Important: We used Claude to help write the prototype code. The team's work was on architecture, design, requirements, decisions, testing, and the report. Make sure you can explain your part clearly.
Vivek R 2019112020
Led the architecture discussions. Pushed for the modular monolith approach. Helped define the 7 subsystems and their boundaries. Contributed to ADR 1 (monolith) and ADR 2 (WebSockets). Tested the reservation flow for edge cases like double-booking and race conditions.
Manjri Malhotra 2025900015
Drove the requirements gathering and business reasoning behind each NFR. Heavily involved in the IEEE 42010 stakeholder analysis. Suggested keeping Notifications as a standalone subsystem. Worked on the architecture comparison section of the report.
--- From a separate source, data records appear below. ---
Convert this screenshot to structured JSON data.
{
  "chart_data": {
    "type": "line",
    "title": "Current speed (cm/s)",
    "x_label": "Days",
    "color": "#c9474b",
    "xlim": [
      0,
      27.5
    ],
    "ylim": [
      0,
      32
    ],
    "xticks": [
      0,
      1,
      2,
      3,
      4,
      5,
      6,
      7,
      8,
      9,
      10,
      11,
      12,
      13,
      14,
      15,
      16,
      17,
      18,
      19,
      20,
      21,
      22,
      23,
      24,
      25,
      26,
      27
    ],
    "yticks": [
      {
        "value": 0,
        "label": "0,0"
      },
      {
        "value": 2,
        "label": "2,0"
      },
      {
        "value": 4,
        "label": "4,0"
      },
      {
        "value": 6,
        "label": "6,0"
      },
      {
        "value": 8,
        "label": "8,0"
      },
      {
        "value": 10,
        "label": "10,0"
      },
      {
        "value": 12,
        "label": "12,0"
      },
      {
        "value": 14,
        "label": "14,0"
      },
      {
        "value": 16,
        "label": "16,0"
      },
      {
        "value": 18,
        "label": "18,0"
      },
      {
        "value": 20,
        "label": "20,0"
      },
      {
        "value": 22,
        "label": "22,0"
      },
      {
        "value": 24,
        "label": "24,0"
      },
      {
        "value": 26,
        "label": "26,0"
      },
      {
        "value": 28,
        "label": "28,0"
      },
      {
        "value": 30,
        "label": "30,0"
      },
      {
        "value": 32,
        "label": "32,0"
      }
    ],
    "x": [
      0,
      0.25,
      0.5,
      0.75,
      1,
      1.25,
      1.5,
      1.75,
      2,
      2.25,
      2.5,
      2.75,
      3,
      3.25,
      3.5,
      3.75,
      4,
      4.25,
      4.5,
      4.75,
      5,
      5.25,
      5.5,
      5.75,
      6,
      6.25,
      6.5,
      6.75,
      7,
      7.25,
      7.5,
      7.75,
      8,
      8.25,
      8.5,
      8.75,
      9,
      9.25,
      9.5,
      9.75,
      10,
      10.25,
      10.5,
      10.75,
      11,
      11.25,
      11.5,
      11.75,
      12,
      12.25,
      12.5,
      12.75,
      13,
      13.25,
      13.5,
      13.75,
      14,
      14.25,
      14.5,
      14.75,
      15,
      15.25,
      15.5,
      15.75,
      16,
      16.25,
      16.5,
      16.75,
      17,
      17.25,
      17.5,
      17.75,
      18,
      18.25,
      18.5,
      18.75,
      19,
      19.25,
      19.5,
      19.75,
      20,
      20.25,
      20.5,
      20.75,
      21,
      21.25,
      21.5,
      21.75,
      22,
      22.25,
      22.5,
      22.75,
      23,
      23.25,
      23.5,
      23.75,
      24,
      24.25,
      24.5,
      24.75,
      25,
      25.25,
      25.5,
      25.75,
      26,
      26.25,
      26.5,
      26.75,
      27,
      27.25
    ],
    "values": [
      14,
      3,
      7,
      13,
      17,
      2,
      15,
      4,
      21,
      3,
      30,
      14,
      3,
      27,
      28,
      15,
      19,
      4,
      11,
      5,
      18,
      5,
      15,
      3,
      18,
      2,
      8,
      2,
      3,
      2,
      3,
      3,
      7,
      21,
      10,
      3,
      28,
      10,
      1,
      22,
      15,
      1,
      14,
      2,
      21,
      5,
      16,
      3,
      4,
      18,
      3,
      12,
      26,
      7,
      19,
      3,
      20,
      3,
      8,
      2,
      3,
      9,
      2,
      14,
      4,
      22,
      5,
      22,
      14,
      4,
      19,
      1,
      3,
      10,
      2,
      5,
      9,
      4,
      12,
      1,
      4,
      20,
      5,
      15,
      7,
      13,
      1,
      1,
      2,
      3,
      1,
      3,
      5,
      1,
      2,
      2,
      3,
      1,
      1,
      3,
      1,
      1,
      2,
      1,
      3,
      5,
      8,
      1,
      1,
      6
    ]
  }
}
Sai Bharath Besta 2025901008
Focused on database schema design and table relationships. Defined repository pattern boundaries. Wrote ADR 3 (self-serve onboarding). Tested the discovery module's distance-based search query.
Sai Vineesh 2019112010
Contributed to payment flow design and wrote ADR 4 (online-only payments). Researched PhonePe Business API and settlement cycle. Helped define architectural tactics (read replicas, rate limiting). Tested the end-to-end vendor-to-consumer flow.
Abdul Muqtadir 2024901004
Researched IEEE 42010 and drafted stakeholder analysis. Worked on ADR 5 (QR code design), originally proposed per-reservation QR before the team simplified it. Defined WebSocket notification architecture. Helped with the scalability analysis.